Some hummed sadly along; veterans enjoying Respite’s presence. Serib felt that she and Gadail were too late to dispel what human Despair was cloudy over the city above all Nature. Or too early, it could be said, that only when it seemed too late to turn back, could they finally do so. By tome’s end such thoughts of extremes shall make more sense, I hope.

The clock’s cold blood once warm, rich with the minerals of the earth. Veins among veins. A chill tinging red the hem of her robes. She almost tripped on a step hidden under all the mess and innards. With firmer footing she stepped and the broken grandclock was taller than any sensible soul; still it loomed despite its sundering.

To spite its halving.

There was foamy blood where the creature had tried to breathe. Lifeless from what motion she imagined it once possessed. Clinging onto its faded numbers that can no longer be read. The infinity rune, clearly to her reckoning added recently, was no longer bronze. It pulsed instead an unsettling meld of colours: here crimson and violet there. Its mechanisms of wood and flesh. Her master’s words still a weight:

‘…try not to touch this… without holding your fear by the hand, and taking it somewhere gentler.’

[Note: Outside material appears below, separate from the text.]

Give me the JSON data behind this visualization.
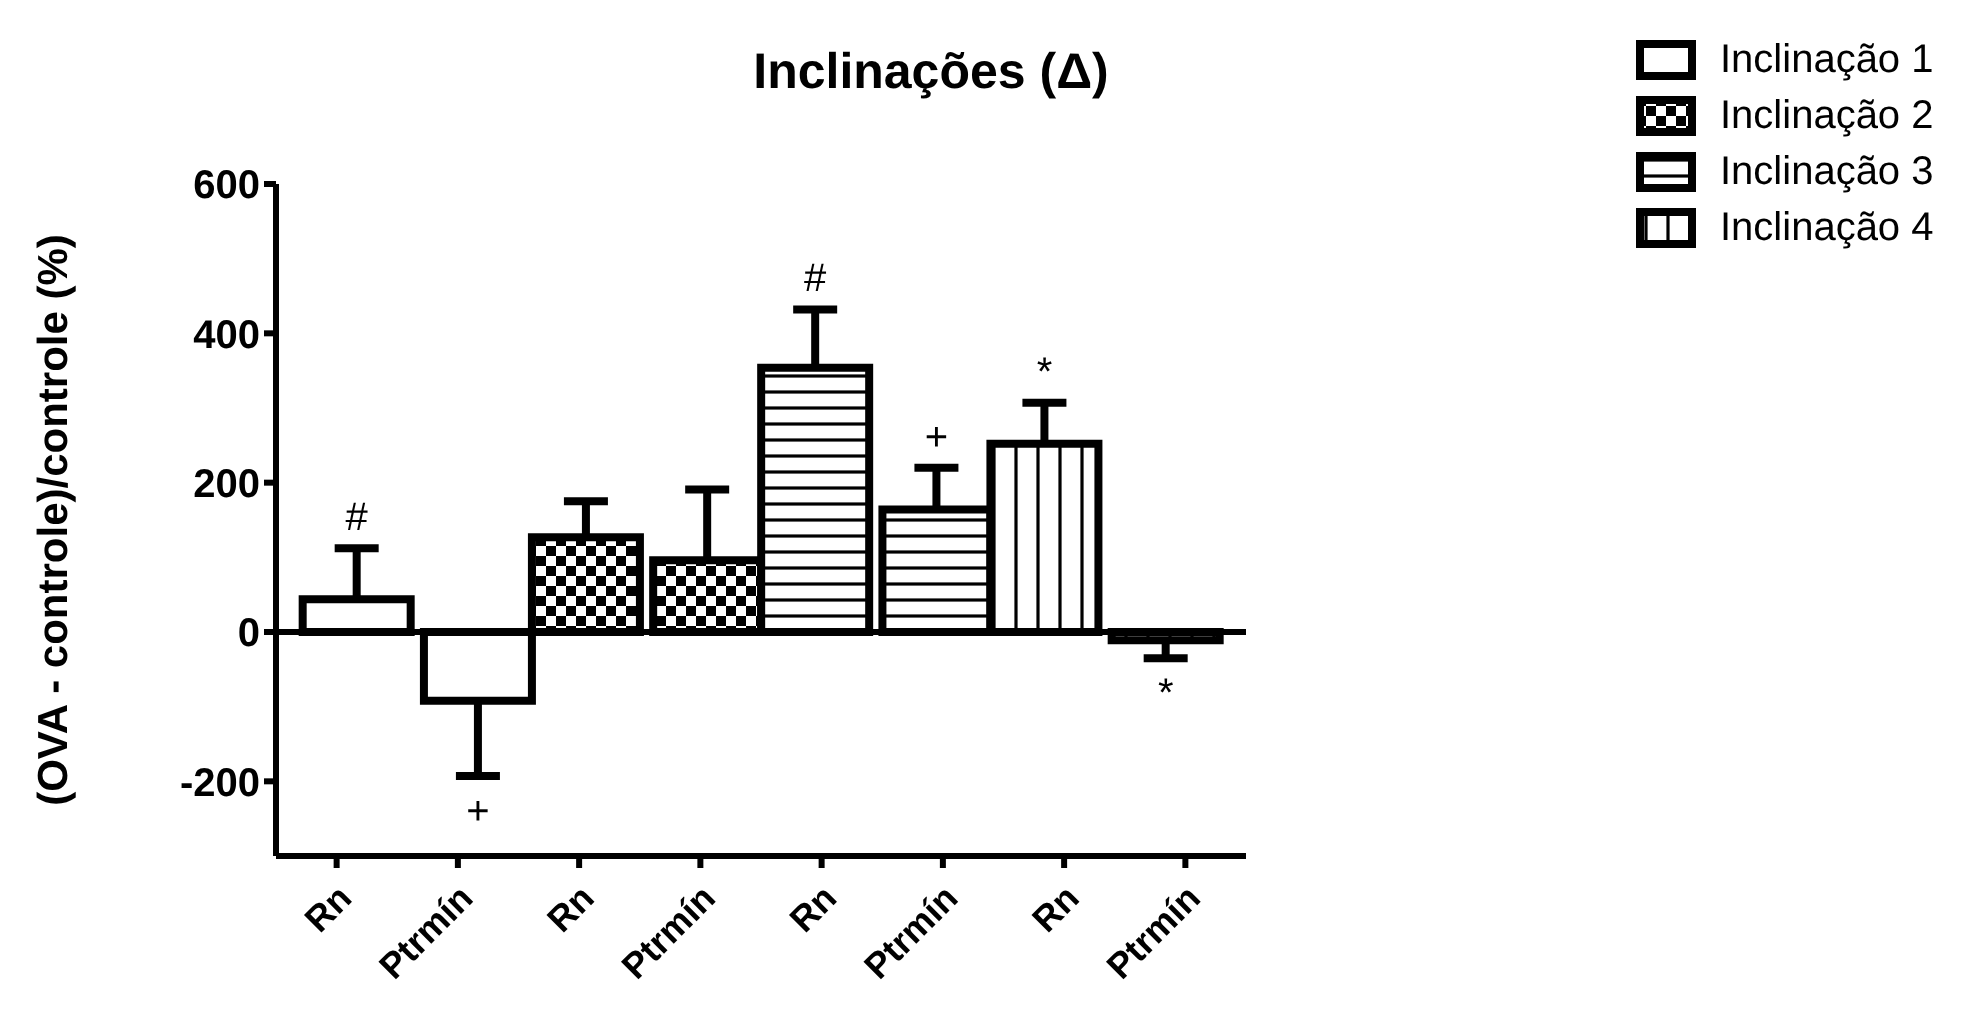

A while her hand waited, unsure if she should reach out to touch the dire thing or walk away; what would happen if she did or not. Where else would she go?

“If Time is dead…” she whispered to the broken construct, to the fallen creature. “…then can Spring be eternal? And Youth forever… and Suffering banished never-born…”

If Time was missing, no force of Nature had made it so. Only Human fear would dare that far and high, a fear such as hers she knew its shape: a fear of all Future brings and love of all that is or was, a love sworn to Spring’s replenish and return.

She only reached out slightly and slowly yet with full intent to touch the butchered grandclock, and that was all The Prisoner Lillian required.